Bertin porte haut les espoirs de Bidalot. Le rival, Pier Paolo
Bianchi sur MBA, est déjà double champion du monde de la
discipline. Pour Guy, peu importe. Le français n’hésite pas à jouer
des coudes, quitte à chuter par excès d’engagement. Nieto, sur
Minarelli, est également un dangereux concurrent.
Malheureusement, un nombre conséquent d’abandons empêcheront le
grand Bertin de devenir le premier champion du monde français en
Grand Prix. S’il bat la légende espagnole, Bianchi, plus
calculateur, remporte le championnat à l’expérience. Une place de
vice-champion du monde avec trois victoires est loin d’être un
mauvais résultat.
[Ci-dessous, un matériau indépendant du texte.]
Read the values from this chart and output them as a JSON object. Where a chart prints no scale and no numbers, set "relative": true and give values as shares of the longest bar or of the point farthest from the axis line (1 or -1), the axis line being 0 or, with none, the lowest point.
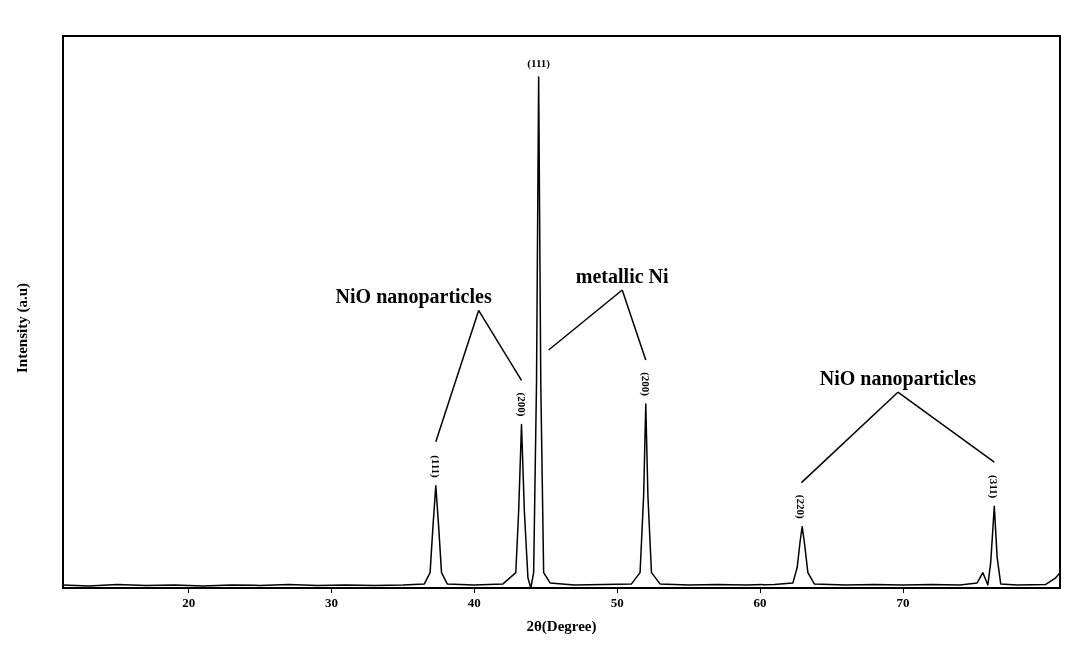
{
  "chart_data": {
    "type": "line",
    "xlabel": "2θ(Degree)",
    "ylabel": "Intensity (a.u)",
    "relative": true,
    "grid": false,
    "marker": "none",
    "line_style": "solid",
    "xlim": [
      11.2,
      81
    ],
    "xticks": [
      20,
      30,
      40,
      50,
      60,
      70
    ],
    "x": [
      11.2,
      13,
      15,
      17,
      19,
      21,
      23,
      25,
      27,
      29,
      31,
      33,
      35,
      36.5,
      36.9,
      37.1,
      37.3,
      37.5,
      37.7,
      38.1,
      40,
      42,
      42.9,
      43.1,
      43.3,
      43.5,
      43.75,
      43.95,
      44.15,
      44.35,
      44.5,
      44.65,
      44.85,
      45.3,
      47,
      49,
      51,
      51.6,
      51.85,
      52.0,
      52.15,
      52.4,
      53,
      55,
      57,
      59,
      61,
      62.3,
      62.6,
      62.8,
      62.95,
      63.1,
      63.35,
      63.8,
      66,
      68,
      70,
      72,
      74,
      75.2,
      75.6,
      75.95,
      76.15,
      76.4,
      76.6,
      76.85,
      78,
      80,
      80.7,
      81
    ],
    "series": [
      {
        "color": "#000000",
        "values": [
          0.006,
          0.004,
          0.007,
          0.005,
          0.006,
          0.004,
          0.006,
          0.005,
          0.007,
          0.005,
          0.006,
          0.005,
          0.006,
          0.008,
          0.03,
          0.12,
          0.2,
          0.12,
          0.03,
          0.008,
          0.006,
          0.008,
          0.03,
          0.15,
          0.32,
          0.15,
          0.02,
          0.0,
          0.03,
          0.4,
          1.0,
          0.4,
          0.03,
          0.01,
          0.006,
          0.007,
          0.008,
          0.03,
          0.18,
          0.36,
          0.18,
          0.03,
          0.008,
          0.006,
          0.007,
          0.006,
          0.007,
          0.01,
          0.04,
          0.09,
          0.12,
          0.09,
          0.03,
          0.008,
          0.006,
          0.007,
          0.006,
          0.007,
          0.006,
          0.01,
          0.03,
          0.006,
          0.05,
          0.16,
          0.06,
          0.008,
          0.006,
          0.007,
          0.02,
          0.03
        ]
      }
    ],
    "annotations": [
      "NiO nanoparticles",
      {
        "text": "(111)",
        "x": 37.3,
        "y": 0.2
      },
      {
        "text": "(200)",
        "x": 43.3,
        "y": 0.32
      },
      "metallic Ni",
      {
        "text": "(111)",
        "x": 44.5,
        "y": 1.0
      },
      {
        "text": "(200)",
        "x": 52.0,
        "y": 0.36
      },
      "NiO nanoparticles",
      {
        "text": "(220)",
        "x": 62.9,
        "y": 0.12
      },
      {
        "text": "(311)",
        "x": 76.4,
        "y": 0.16
      }
    ]
  }
}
Cependant, le principal intéressé en garde un
souvenir quelque peu amer, rappelant le manque de fiabilité
vis-à-vis de la MBA.
En raison de problèmes relationnels et du programme Pernod,
chronophage, Bidalot était moins présent en 1980. Motobécane
poursuivit en 1981 mais avec un châssis différent et Jacques Bolle
au guidon, sans trophées.
Ces quelques années jonchées de succès feront entrer Jean Bidalot
au panthéon des sports mécaniques français, et auront permis à Guy
Bertin de s’exprimer au plus haut niveau.